The two-time Finals MVP enjoyed another dominant yet underrated campaign in 2018-19, averaging 26.0 points, 6.4 rebounds, 5.9 assists, and 1.1 blocks per game on elite shooting efficiency. He was playing arguably the best basketball of his career through the first 11 games of the playoffs, averaging 34.2 points on a ridiculous true shooting percentage of 65.2, before going down with a hamstring injury in the second round against the Houston Rockets. Durant missed Golden State’s next eight games, returning to dominate the early portion of Game 5 against the Toronto Raptors before falling to the floor and grabbing at his lower right leg after isolating on Serge Ibaka.
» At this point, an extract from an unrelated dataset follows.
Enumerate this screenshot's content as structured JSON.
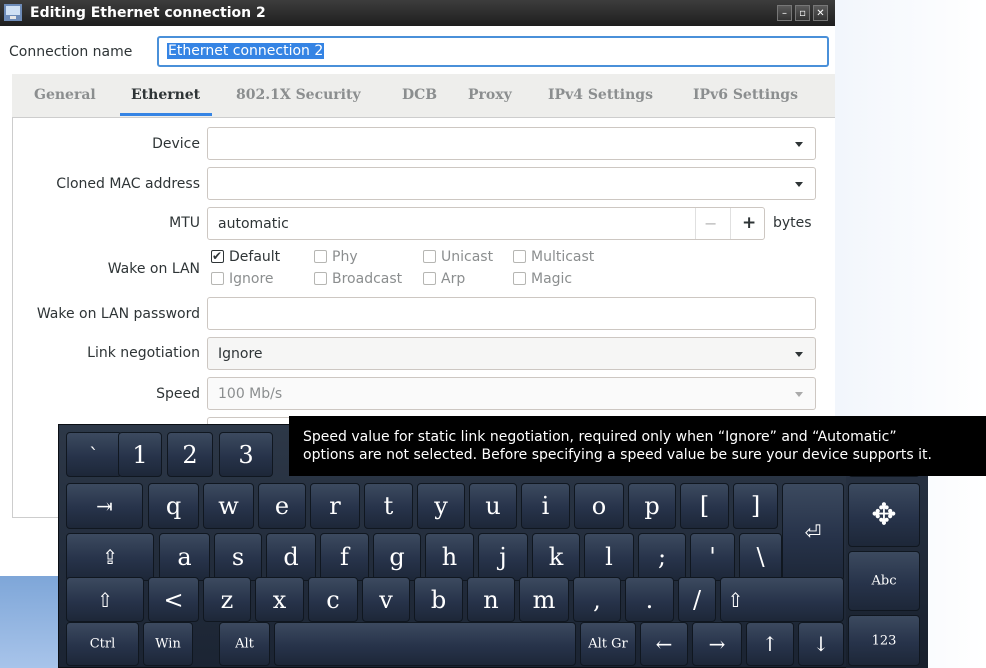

The extent of his injury was confirmed after the game.
Rumors of Durant’s potential partnership with Kyrie Irving, who agreed to terms with the Nets on Sunday evening, began running rampant in the lead up to free agency. Whether Durant plays toward the end of 2019-20 or not, he and Irving flanked by a supporting cast of Caris LeVert, Spencer Dinwiddie, Jarrett Allen , and Joe Harris should have Brooklyn poised to compete for championships for years to come.
Durant also considered the Warriors, LA Clippers, and New York Knicks in free agency.